Você citou Thomas Hobbes, o filósofo que eu mais estudei. Thomas Hobbes fala assim na guerra de todos contra todos e como você supera essa situação que poderíamos chamar de barbárie – não é um termo que ele emprega –, como você supera isso pelo advento do Estado e das relações políticas e sociais. Mas poderíamos também dizer que a principal razão para pôr fim à guerra de todos contra todos é preservar as pessoas da morte violenta, da morte que viria antes da data normal que uma pessoa viveria e temos isso no nosso horizonte, temos 600 mil brasileiros pelo menos que morreram antes da sua data precisa, antes da data em que poderiam morrer, porque não foram tomadas as medidas necessárias de cautela e também de vacinação em relação a elas. 

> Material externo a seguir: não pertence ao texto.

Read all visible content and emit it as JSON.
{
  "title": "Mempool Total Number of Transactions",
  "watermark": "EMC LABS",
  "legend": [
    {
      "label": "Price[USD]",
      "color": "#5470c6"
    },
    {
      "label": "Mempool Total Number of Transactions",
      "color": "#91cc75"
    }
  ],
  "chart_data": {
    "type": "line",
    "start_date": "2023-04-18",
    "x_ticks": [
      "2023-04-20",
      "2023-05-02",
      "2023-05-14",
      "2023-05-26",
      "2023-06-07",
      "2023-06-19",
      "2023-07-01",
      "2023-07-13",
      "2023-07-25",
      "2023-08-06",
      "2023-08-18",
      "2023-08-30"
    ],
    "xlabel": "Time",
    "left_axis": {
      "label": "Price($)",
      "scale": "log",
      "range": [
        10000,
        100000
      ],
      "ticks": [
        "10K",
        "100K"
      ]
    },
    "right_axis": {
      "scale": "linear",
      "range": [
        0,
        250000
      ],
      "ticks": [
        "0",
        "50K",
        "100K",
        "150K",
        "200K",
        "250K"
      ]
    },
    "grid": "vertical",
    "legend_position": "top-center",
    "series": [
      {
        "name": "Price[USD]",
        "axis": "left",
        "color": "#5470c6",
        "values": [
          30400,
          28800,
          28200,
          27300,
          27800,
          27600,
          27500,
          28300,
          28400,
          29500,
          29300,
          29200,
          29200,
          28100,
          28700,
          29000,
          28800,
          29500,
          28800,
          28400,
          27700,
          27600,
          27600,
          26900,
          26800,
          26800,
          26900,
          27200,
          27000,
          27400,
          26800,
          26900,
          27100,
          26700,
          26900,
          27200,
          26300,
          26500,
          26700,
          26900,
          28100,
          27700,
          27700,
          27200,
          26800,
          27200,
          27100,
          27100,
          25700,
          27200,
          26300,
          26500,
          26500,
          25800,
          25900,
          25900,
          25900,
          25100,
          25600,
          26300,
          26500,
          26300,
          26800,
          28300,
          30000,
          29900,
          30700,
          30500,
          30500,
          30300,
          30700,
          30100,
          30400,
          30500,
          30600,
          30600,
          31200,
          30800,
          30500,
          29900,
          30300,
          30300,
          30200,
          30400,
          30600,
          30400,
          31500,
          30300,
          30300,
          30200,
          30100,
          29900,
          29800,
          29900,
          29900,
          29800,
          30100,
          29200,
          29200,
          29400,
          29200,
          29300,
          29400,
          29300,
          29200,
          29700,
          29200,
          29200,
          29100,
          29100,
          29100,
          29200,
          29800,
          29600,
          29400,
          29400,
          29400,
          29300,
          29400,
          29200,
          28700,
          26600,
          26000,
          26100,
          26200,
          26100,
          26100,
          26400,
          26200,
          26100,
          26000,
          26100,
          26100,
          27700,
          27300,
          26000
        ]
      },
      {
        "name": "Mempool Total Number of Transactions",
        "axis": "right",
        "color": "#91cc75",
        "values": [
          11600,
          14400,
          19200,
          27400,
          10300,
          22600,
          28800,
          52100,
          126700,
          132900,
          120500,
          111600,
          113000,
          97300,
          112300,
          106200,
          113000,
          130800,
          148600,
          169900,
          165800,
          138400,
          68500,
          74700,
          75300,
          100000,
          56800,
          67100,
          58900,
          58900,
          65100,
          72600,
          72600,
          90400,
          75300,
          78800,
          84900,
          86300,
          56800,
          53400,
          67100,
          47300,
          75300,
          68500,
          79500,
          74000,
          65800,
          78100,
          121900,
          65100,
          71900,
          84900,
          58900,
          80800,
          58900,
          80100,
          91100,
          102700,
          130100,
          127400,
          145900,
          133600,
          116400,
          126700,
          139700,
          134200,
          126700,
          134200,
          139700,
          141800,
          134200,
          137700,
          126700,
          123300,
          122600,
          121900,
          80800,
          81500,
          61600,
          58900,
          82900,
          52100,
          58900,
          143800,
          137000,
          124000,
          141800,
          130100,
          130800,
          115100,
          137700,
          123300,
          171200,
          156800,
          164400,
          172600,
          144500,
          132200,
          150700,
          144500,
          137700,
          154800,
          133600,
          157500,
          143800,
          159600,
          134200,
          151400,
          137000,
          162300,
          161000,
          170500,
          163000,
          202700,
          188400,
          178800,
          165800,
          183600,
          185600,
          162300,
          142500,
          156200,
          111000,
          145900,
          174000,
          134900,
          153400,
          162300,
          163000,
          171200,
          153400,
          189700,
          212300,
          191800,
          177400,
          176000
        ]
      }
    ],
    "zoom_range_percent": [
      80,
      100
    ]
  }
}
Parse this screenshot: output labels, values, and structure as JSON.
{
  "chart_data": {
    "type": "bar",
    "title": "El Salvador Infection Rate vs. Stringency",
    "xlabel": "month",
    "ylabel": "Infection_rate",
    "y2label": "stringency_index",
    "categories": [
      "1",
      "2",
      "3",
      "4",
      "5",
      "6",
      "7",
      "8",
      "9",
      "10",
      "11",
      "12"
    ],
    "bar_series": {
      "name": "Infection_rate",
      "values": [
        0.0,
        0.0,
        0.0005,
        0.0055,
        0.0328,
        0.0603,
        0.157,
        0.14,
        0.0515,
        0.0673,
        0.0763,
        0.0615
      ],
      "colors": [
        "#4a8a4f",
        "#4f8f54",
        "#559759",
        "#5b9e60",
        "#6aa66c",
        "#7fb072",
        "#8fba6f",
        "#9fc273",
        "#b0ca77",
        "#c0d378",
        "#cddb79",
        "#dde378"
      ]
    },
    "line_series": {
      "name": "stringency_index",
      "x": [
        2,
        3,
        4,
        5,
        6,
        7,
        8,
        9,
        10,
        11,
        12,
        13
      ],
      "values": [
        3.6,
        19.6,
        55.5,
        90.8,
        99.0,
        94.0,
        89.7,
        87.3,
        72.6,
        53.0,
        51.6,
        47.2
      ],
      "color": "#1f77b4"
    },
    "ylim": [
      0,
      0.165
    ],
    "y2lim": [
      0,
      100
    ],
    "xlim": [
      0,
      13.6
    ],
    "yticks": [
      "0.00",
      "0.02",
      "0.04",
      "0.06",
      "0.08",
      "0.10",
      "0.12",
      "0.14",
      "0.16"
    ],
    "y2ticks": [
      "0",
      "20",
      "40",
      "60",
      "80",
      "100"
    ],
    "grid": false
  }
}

O senhor é um pensador de renome no Brasil, mas sabe como os livros de debate sério são difíceis de vender, ao passo que o debate rasteiro dos comentaristas simplificadores à la Jovem Pan acaba sufocando a verdade. Como reverter isso?

Muito obrigado pelo elogio. E sim, é verdade que o debate é rasteiro, vende muito bem, é verdade que existe uma frase de um jornalista americano Mencken que diz que para toda questão complexa tem uma solução simples e errada. Eu acho que é justamente essa esperança em soluções simples que remetem um pouco à ideia de milagres de que eu falei na primeira resposta, que está muito em jogo no Brasil, quer dizer, de como nós podemos fazer com que o país viva de uma maneira melhor. Nós precisamos realmente ter um nível melhor de educação e não só educação formal, educação universitária e tudo mais, mas também a própria educação política.

É muito preocupante que o Brasil, quando vai discutir política, se limita à questão da corrupção. A corrupção é um problema e, sem a menor dúvida, tem que ser combatida. É errada eticamente, prejudica a sociedade economicamente, mas opções erradas em termos políticos podem causar muito mais danos. Você veja, se comparar o que a Operação Lava Jato, que se vendeu como um produto de combate à corrupção, o que ela conseguiu de retorno de dinheiro comparado com o prejuízo que ela causou ao PIB, é um saldo extremamente negativo. Nós temos que entender que a grande questão é que os partidos têm a obrigação de lançar candidatos competentes e honestos. Mas a escolha entre eles tem que ser uma escolha legitimamente ideológica de valores. Eu quero o quê? Eu quero um governo que faça políticas sociais de redução de desigualdade ou quero um Governo que deixe mais ou menos cada um por si? Essa é uma grande opção que democraticamente deve ser feita sem impedir candidatos favoritos de concorrer, prática comum em ditaduras e regimes não democráticos. Penso que se melhorarmos a educação política, se ensinarmos mais as pessoas a discutirem programas do que a destilarem seu ódio, o Brasil pode ganhar muito com isso.